O ar condicionado era demasiado frio. As cadeiras na sala de espera eram desconfortáveis.
A Dra. Alves chamou o meu nome. A sua expressão era profissional, mas simpática.
"Eva, como estás a sentir-te?"
"Estou bem," menti.
Sentámo-nos no seu consultório. Havia modelos de plástico do sistema reprodutor feminino na sua secretária.
"Recebi os teus últimos resultados. E os do Leo."
Ela fez uma pausa, a olhar para os papéis.
"Eva, os teus exames estão perfeitos. Não há nenhuma razão física para não conseguires engravidar."
Esperei. Eu sabia que havia um "mas".
"Os resultados do Leo... bem, a contagem de espermatozoides dele é extremamente baixa. E a motilidade também é muito fraca. Para ser franca, as hipóteses de conceção natural são praticamente nulas."
O ar saiu dos meus pulmões.
Praticamente nulas.
"Ele sabia disto?" a minha voz era um sussurro.
"Sim. Nós discutimos os resultados com ele há mais de um ano. Sugerimos várias opções, incluindo um dador de esperma."
Um ano.
Ele sabia há um ano.
Ele viu-me a injetar hormonas, a chorar a cada menstruação, a culpar o meu próprio corpo. Durante um ano inteiro. E nunca disse uma palavra.

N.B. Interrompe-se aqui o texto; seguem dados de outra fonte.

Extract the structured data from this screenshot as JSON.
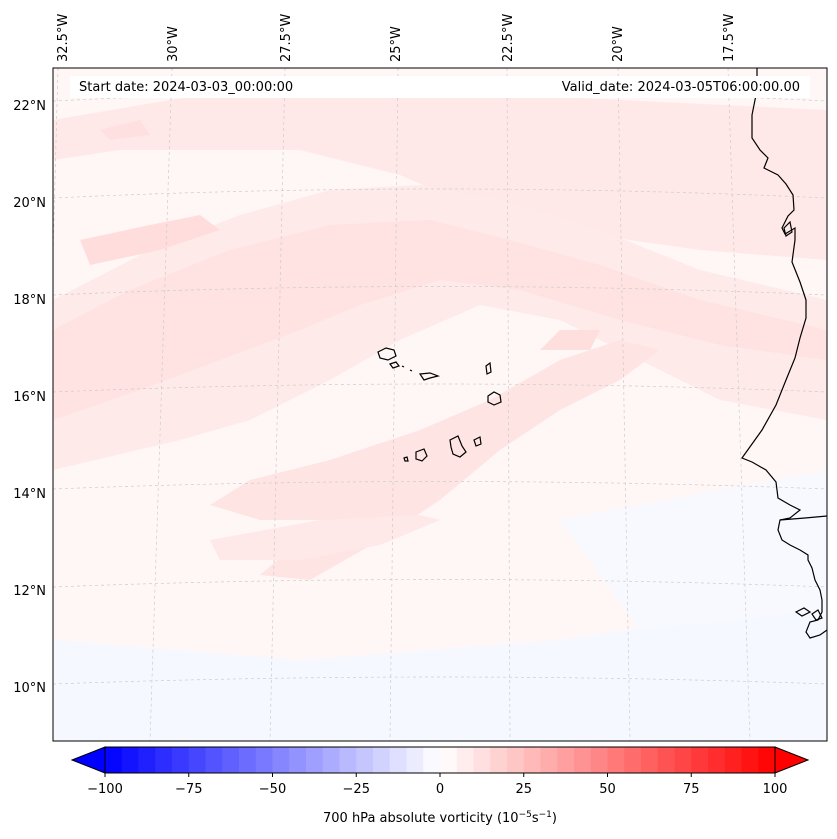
{
  "header": {
    "start_date": "Start date: 2024-03-03_00:00:00",
    "valid_date": "Valid_date: 2024-03-05T06:00:00.00"
  },
  "map": {
    "lon_labels": [
      "32.5°W",
      "30°W",
      "27.5°W",
      "25°W",
      "22.5°W",
      "20°W",
      "17.5°W"
    ],
    "lat_labels": [
      "22°N",
      "20°N",
      "18°N",
      "16°N",
      "14°N",
      "12°N",
      "10°N"
    ]
  },
  "colorbar": {
    "ticks": [
      "−100",
      "−75",
      "−50",
      "−25",
      "0",
      "25",
      "50",
      "75",
      "100"
    ],
    "label_main": "700 hPa absolute vorticity (10",
    "label_exp1": "−5",
    "label_mid": "s",
    "label_exp2": "−1",
    "label_close": ")",
    "vmin": -100,
    "vmax": 100
  },
  "colors": {
    "negative": "#0000ff",
    "neutral": "#ffffff",
    "positive": "#ff0000",
    "coast": "#000000"
  }
}
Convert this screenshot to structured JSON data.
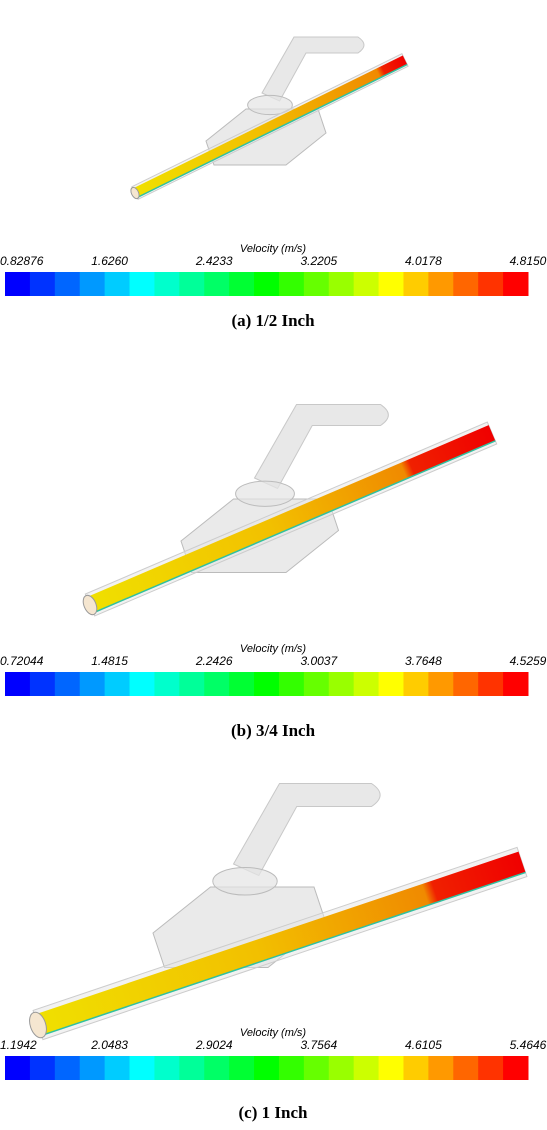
{
  "panels": [
    {
      "colorbar": {
        "title": "Velocity (m/s)",
        "ticks": [
          "0.82876",
          "1.6260",
          "2.4233",
          "3.2205",
          "4.0178",
          "4.8150"
        ]
      },
      "caption": "(a)  1/2  Inch"
    },
    {
      "colorbar": {
        "title": "Velocity (m/s)",
        "ticks": [
          "0.72044",
          "1.4815",
          "2.2426",
          "3.0037",
          "3.7648",
          "4.5259"
        ]
      },
      "caption": "(b)  3/4  Inch"
    },
    {
      "colorbar": {
        "title": "Velocity (m/s)",
        "ticks": [
          "1.1942",
          "2.0483",
          "2.9024",
          "3.7564",
          "4.6105",
          "5.4646"
        ]
      },
      "caption": "(c)  1  Inch"
    }
  ]
}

A raiva era uma onda quente que subia pelo meu peito. Era tão forte que me deixou sem fôlego.
Agradeci à Dra. Alves, a minha voz robótica e distante.
Saí da clínica e entrei no meu carro. Fiquei sentada ali, a olhar para o trânsito, mas sem o ver realmente.
A traição era tão profunda, tão completa. Não era apenas sobre o bebé. Era sobre cada momento de dor que ele me deixou passar sozinha, sabendo que a "culpa" era dele.
Peguei no telemóvel e liguei-lhe.
Ele atendeu ao segundo toque.
"Eva?"
"Tu sabias," disse eu, sem rodeios. "Tu sabias há um ano."
Silêncio do outro lado.
"Leo, responde-me. Tu sabias?"
"Eva, eu ia contar-te..."
"Quando? Quando é que ias contar-me? Depois de mais um ano de tratamentos inúteis? Depois de eu perder a empresa do meu pai?"
A minha voz subiu, cheia de uma fúria que eu não sabia que tinha.
"Eu não queria magoar-te! Eu pensei que talvez... talvez um milagre acontecesse."
"Um milagre?" ri, um som amargo e feio. "Tu não querias magoar-me? Deixaste-me pensar que eu era o problema! Deixaste a minha família olhar para mim com pena! Deixaste-me odiar o meu próprio corpo!"
"Eu sinto muito, Eva..."
"Não, não sentes. Tu só sentes pena de ti mesmo. Da tua masculinidade ferida. O divórcio está de pé, Leo. Quero que saias de casa até ao final do dia."
Desliguei antes que ele pudesse responder.
As minhas mãos tremiam tanto que mal conseguia segurar o volante.
Fui para o escritório. O escritório do meu pai.
Precisava de pensar. Precisava de um plano. Um ano. Eu tinha um ano.